You could make the piping from the old cushion material.


----------



## Rkn (Jun 21, 2012)

love that fabric!!! Wonder what it would look like if i painted the wood a mustard yellow and antiqued it??  thanks for the ideas!


----------



## EMD360 (Jun 15, 2012)

Yeah, I like that idea if it will fit in with your other colors. Don't forget to post your finished product!


----------



## yummy mummy (Sep 11, 2006)

I absolutely LOVE that chair. 

If you toss it, I am coming to get it......lol

I would defintely paint it. Don't forget to prime before painting. Sand first. 
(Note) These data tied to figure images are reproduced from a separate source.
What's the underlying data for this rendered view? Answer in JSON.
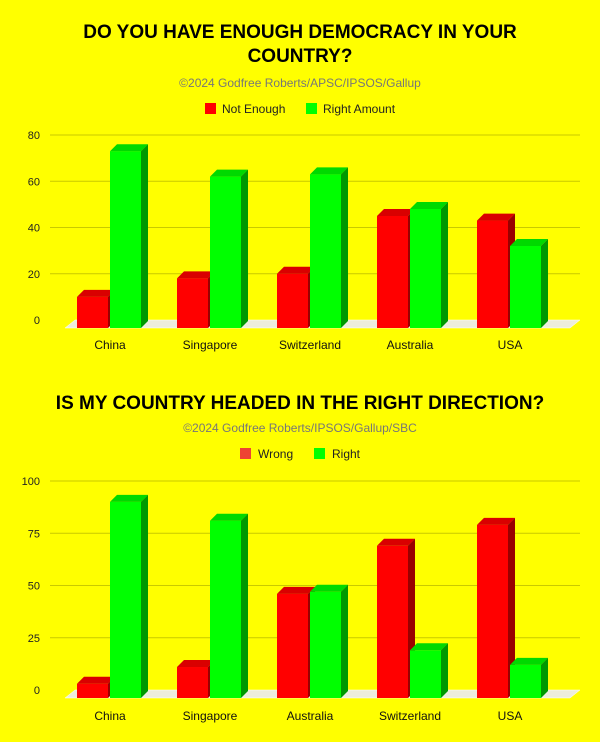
{
  "chart_data": [
    {
      "type": "bar",
      "title_lines": [
        "DO YOU HAVE ENOUGH DEMOCRACY IN YOUR",
        "COUNTRY?"
      ],
      "subtitle": "©2024 Godfree Roberts/APSC/IPSOS/Gallup",
      "categories": [
        "China",
        "Singapore",
        "Switzerland",
        "Australia",
        "USA"
      ],
      "ylim": [
        0,
        80
      ],
      "yticks": [
        0,
        20,
        40,
        60,
        80
      ],
      "grid": true,
      "legend_position": "top-center",
      "series": [
        {
          "name": "Not Enough",
          "color": "#ff0000",
          "values": [
            10,
            18,
            20,
            45,
            43
          ]
        },
        {
          "name": "Right Amount",
          "color": "#00ff00",
          "values": [
            73,
            62,
            63,
            48,
            32
          ]
        }
      ]
    },
    {
      "type": "bar",
      "title_lines": [
        "IS MY COUNTRY HEADED IN THE RIGHT DIRECTION?"
      ],
      "subtitle": "©2024 Godfree Roberts/IPSOS/Gallup/SBC",
      "categories": [
        "China",
        "Singapore",
        "Australia",
        "Switzerland",
        "USA"
      ],
      "ylim": [
        0,
        100
      ],
      "yticks": [
        0,
        25,
        50,
        75,
        100
      ],
      "grid": true,
      "legend_position": "top-center",
      "series": [
        {
          "name": "Wrong",
          "color": "#ff0000",
          "legend_color": "#ee4433",
          "values": [
            3,
            11,
            46,
            69,
            79
          ]
        },
        {
          "name": "Right",
          "color": "#00ff00",
          "values": [
            90,
            81,
            47,
            19,
            12
          ]
        }
      ]
    }
  ]
}
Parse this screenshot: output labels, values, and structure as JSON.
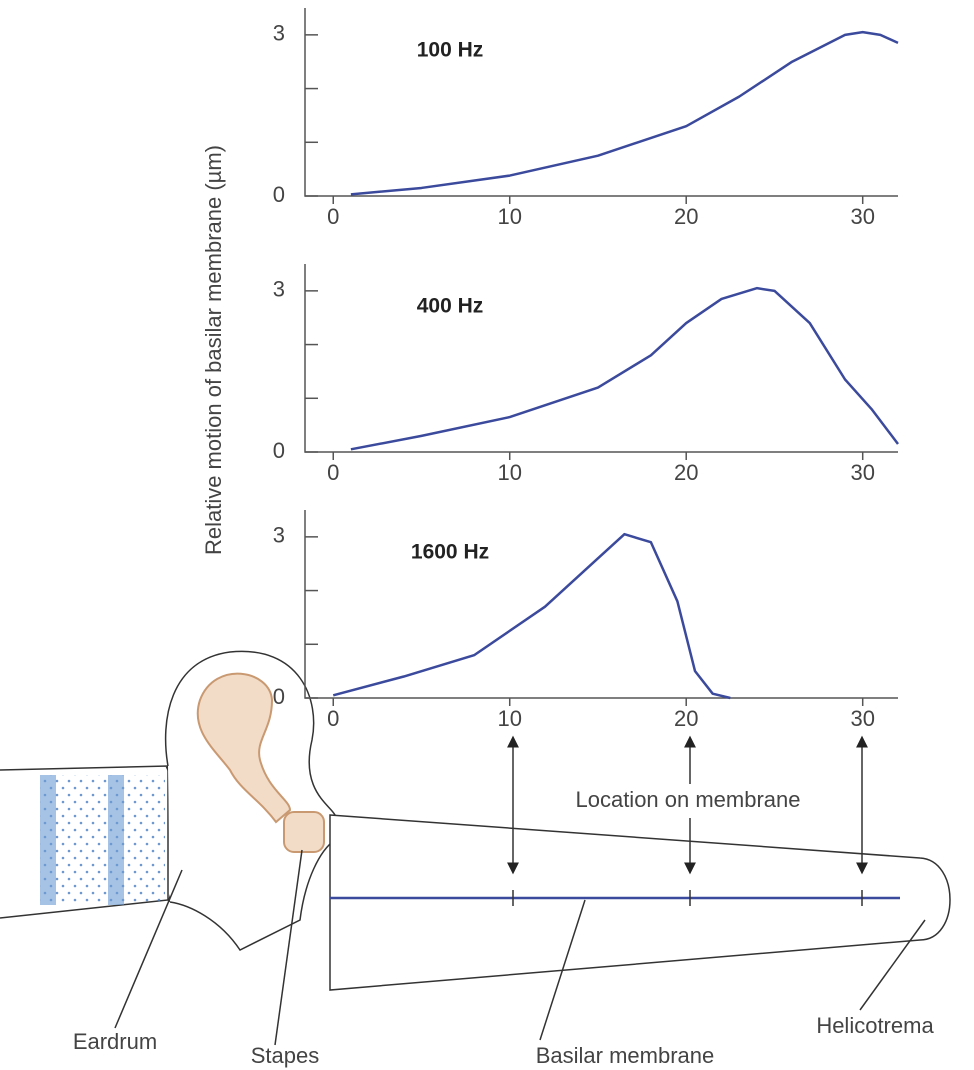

I have given so many chairs in my home a new look. 
The bones of that chair are old world, so to contrast, if you like, I would give it a funky fabric, and what an impact it will make. Show stopper for sure.


----------



## Rkn (Jun 21, 2012)

I got the chairs today! Finally! I got both of them and they are way too amazing, much better in person than in that photo!! They are actually almost round! I'm going to look at fabrics this afternoon, I've already started sanding, the previous owner practically BEGGED me not to, but I have to... I can't wait for my husband to come home and see them! And for him to help me decide where the second one is going lol! $40 well spent thus far.


----------



## yummy mummy (Sep 11, 2006)

I would love to see the final reveal. Post some pics.


----------



## user1007 (Sep 23, 2009)

I wouldn't paint them until you stripped them to see what you have. If you can, they will be much nicer stained and varnished again.


----------